The vulnerable code path triggers when a user submits a lookup request containing malicious JavaScript or HTML content. Since the word parameter is interpolated directly into the error message using Python's string formatting (%s), an attacker can craft a URL that injects arbitrary code into the rendered page.
Root Cause
The root cause is missing output encoding in the wordnet_app.py module. When generating the error message for words not found in the dictionary, the code directly interpolates user input into an HTML string without calling html.escape() to sanitize special characters. This allows attackers to break out of the text context and inject script tags or event handlers.
Attack Vector
An attacker can exploit this vulnerability by crafting a malicious URL containing JavaScript payload in the lookup route. When a victim clicks this link while running the local WordNet Browser server, the malicious script executes in the context of the victim's browser session with access to the application origin.

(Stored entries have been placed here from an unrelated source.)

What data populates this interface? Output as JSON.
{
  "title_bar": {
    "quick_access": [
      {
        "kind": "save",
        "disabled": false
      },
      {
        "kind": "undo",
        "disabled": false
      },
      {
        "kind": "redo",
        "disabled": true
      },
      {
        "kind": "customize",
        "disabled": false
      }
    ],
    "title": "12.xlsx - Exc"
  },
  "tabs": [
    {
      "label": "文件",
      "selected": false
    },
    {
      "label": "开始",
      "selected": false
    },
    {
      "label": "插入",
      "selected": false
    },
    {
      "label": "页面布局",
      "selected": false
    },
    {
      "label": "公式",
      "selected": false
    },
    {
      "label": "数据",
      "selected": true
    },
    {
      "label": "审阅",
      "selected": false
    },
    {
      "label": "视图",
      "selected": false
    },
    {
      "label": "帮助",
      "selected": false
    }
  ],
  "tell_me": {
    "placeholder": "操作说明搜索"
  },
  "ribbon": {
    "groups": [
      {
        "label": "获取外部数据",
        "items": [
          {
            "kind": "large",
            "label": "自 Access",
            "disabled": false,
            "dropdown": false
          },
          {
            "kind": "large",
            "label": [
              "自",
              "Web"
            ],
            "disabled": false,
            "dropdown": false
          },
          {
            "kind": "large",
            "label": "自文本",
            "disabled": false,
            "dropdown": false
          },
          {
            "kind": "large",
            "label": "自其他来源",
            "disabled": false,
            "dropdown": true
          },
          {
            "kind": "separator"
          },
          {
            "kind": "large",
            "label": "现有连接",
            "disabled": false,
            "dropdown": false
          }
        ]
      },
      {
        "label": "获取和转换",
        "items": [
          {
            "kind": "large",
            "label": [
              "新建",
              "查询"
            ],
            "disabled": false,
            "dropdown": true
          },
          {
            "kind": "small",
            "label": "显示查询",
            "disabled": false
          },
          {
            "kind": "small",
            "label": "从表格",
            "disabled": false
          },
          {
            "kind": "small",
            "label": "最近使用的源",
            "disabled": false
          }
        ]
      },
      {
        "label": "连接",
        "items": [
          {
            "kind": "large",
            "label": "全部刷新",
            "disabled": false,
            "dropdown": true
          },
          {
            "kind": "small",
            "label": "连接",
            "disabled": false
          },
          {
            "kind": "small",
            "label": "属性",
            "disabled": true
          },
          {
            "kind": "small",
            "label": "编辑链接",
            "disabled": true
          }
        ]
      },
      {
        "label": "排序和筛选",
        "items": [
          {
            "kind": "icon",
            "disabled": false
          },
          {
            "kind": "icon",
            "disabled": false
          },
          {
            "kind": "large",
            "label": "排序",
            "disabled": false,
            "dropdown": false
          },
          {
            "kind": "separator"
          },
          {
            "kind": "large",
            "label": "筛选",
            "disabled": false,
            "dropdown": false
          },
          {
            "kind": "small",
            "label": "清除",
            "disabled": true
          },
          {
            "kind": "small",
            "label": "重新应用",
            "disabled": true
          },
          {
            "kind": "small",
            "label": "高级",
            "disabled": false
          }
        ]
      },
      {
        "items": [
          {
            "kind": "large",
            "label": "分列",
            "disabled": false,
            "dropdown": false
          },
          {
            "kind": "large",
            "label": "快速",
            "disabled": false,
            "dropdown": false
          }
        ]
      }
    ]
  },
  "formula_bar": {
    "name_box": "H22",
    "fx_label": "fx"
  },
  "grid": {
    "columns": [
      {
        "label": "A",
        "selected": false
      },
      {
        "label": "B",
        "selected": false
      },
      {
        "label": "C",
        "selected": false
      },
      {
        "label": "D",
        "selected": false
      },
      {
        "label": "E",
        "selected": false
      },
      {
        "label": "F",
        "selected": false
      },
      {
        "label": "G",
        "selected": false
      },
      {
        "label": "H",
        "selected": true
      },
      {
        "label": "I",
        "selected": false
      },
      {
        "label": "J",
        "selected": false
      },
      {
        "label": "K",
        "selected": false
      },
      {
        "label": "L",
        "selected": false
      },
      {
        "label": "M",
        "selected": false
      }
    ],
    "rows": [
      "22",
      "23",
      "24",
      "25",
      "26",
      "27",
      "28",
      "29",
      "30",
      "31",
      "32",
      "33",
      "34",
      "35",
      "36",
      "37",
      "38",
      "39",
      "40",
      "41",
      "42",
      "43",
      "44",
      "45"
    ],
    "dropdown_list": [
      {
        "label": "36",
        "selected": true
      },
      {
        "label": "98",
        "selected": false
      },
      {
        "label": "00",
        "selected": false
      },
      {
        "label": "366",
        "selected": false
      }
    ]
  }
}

# Vulnerable code (before patch)
# Source: https://github.com/nltk/nltk/commit/1c3f799607eeb088cab2491dcf806ae83c29ad8f
except KeyError:
pass
if not body:
- body = "The word or words '%s' were not found in the dictionary." % word
+ body = "The word or words '%s' were not found in the dictionary." % html.escape(
+ word
+ )
return body, word
The fix applies html.escape() to the user-supplied word parameter before including it in the HTML response, preventing XSS payload execution.
Detection Methods for CVE-2026-33230
Indicators of Compromise
- Unusual URL patterns in web server logs containing <script>, javascript:, or HTML event handlers in the lookup route
- Requests to the WordNet Browser containing encoded payloads such as %3Cscript%3E or %22onload%3D
- Client-side security tools reporting XSS attempts originating from the NLTK WordNet Browser application
Detection Strategies
- Monitor HTTP access logs for requests containing suspicious characters like <, >, ", or ' in URL parameters
- Implement Web Application Firewall (WAF) rules to detect and block reflected XSS patterns targeting the WordNet Browser
- Deploy browser-based XSS detection extensions to identify malicious script injection attempts
Monitoring Recommendations
- Enable Content Security Policy (CSP) headers to restrict script execution sources and mitigate XSS impact
- Configure logging to capture full request URLs for forensic analysis of potential attack attempts
- Review network traffic for outbound connections initiated by scripts in the WordNet Browser context
How to Mitigate CVE-2026-33230
Immediate Actions Required
- Upgrade NLTK to a version containing commit 1c3f799607eeb088cab2491dcf806ae83c29ad8f or later
- Avoid exposing the WordNet Browser server to untrusted networks or users
- Restrict access to the local WordNet Browser server to localhost only until patched
Patch Information
The NLTK development team has addressed this vulnerability through commits that add proper HTML escaping to user-supplied input. The fix applies html.escape() to the word parameter before including it in error messages. Users should update to the latest version of NLTK to receive this security fix.
Workarounds
- Disable the WordNet Browser application (nltk.app.wordnet_app) if not actively required
- Run the WordNet Browser server only on localhost and avoid accessing it through links from untrusted sources
- Implement a reverse proxy with XSS filtering capabilities in front of the WordNet Browser server
# Configuration example - Restrict WordNet Browser to localhost only
# When starting the WordNet Browser, ensure it binds only to localhost
python -c "import nltk; nltk.app.wordnet_app.app.run(host='127.0.0.1', port=8000)"
Disclaimer: This content was generated using AI. While we strive for accuracy, please verify critical information with official sources.